Embedded bias can’t be overlooked

Perhaps most concerning were the framework’s findings about bias and fairness. When researchers simulated patient encounters with different demographic profiles, they discovered statistically significant differences in how the AI system performed across racial groups.

Transcripts labeled as coming from Black patients showed different “toxicity scores” compared to those from white or Asian patients, though the researchers noted they couldn’t identify the specific cause of these disparities through manual review. This finding highlights a blind spot in current AI scribe deployment: most health systems aren’t systematically testing for bias.

“These findings suggest that further analysis is needed to determine the root causes and significance of the observed disparities in toxicity scores,” the researchers cautioned.

As AI scribes become standard in healthcare, embedded biases could systematically affect how patient encounters are documented, potentially influencing treatment decisions and care quality across different populations.

A governance overhaul

While AI scribes have achieved widespread adoption faster than almost any other healthcare AI application, the infrastructure for ongoing monitoring and quality assurance hasn’t kept pace.

The researchers aligned their framework with the Coalition for Health AI (CHAI) governance model, proposing different evaluation strategies for different deployment phases. During development, they recommend emphasizing human and automated evaluation. Pre-deployment should focus on simulation testing. During “silent deployment,” when systems run alongside but don’t replace current processes, doctors should serve as evaluators.

This staged approach acknowledges that AI scribes aren’t static tools that can be validated once and forgotten. They’re learning systems that may drift or encounter new scenarios over time, requiring continuous monitoring.

Stronger evaluation for better implementation

The findings have immediate practical implications for the hundreds of health systems currently implementing AI scribes, suggesting that user satisfaction, while important to track, is insufficient when trying to understand if these tools are improving care or introducing new risks.

For example, the research found that AI scribes faced extra struggles with new medications, making transcription errors that led to drugs being omitted entirely from clinical notes. For rare diseases, performance was better but still imperfect, as demonstrated in the case of Smith-Lemli-Opitz Syndrome being transcribed as “smith only opus.”

The study underscores the need for Healthcare IT leaders to ask the hard questions: Are these systems accurately capturing medication changes? How do they handle rare diseases or new drug names? Do they perform equally well across different patient populations?

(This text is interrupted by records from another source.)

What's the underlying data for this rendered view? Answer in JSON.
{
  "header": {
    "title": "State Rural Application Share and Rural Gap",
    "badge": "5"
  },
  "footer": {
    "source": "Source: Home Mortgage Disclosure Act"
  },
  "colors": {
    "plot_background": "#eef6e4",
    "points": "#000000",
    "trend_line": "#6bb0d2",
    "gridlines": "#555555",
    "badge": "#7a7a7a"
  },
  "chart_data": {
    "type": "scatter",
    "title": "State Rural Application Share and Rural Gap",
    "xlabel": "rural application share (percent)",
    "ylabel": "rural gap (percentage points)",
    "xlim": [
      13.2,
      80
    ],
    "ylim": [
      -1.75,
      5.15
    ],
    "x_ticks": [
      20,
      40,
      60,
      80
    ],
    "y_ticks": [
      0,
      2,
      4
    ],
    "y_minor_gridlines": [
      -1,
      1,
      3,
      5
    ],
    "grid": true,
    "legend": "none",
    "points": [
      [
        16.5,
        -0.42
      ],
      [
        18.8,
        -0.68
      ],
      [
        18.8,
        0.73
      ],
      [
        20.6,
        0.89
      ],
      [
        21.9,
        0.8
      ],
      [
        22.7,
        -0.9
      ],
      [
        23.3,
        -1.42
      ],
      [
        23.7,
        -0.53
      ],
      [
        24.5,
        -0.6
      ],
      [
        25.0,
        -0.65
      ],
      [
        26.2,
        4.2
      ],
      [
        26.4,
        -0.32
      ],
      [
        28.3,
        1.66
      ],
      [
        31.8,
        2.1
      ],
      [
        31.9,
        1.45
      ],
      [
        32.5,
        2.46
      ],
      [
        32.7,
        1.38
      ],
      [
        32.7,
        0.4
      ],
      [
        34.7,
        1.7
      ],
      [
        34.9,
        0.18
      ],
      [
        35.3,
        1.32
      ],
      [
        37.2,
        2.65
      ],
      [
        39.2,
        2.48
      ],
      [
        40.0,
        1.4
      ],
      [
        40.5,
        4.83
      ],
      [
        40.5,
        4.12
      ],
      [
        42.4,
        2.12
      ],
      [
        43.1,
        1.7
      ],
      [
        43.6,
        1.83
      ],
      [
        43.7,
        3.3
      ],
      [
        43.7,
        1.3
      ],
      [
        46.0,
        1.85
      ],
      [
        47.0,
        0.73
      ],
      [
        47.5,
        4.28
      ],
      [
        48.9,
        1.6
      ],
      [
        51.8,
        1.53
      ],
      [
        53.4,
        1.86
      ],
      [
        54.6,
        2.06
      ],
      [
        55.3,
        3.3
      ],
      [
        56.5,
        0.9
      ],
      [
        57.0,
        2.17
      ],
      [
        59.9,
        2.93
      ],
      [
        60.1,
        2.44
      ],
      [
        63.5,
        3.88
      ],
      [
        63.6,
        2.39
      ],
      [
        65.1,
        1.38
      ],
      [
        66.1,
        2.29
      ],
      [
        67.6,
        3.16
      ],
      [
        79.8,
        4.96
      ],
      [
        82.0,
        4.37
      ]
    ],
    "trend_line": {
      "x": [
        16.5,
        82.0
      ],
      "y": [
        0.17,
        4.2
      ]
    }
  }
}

Despite the challenges, the study’s authors don’t advocate against the use of AI scribes. Their internally developed tool performed well across most metrics, showing strong scores for clarity, completeness, and relevance. GPT-based notes consistently outperformed those generated by LLaMA models, suggesting that the choice of underlying AI technology matters.

The key insight is that healthcare organizations need better ways to evaluate these tools beyond user surveys and vendor claims. The SCRIBE framework offers one approach, but the broader principle is clear: as AI becomes more prevalent in clinical workflows, evaluation methods must become more sophisticated.

“Clinicians should carefully review, edit, and approve all AI-generated notes before they are integrated into patient records,” the researchers emphasized. “This human-in-the-loop approach not only mitigates potential errors but also preserves accountability within medical practice.”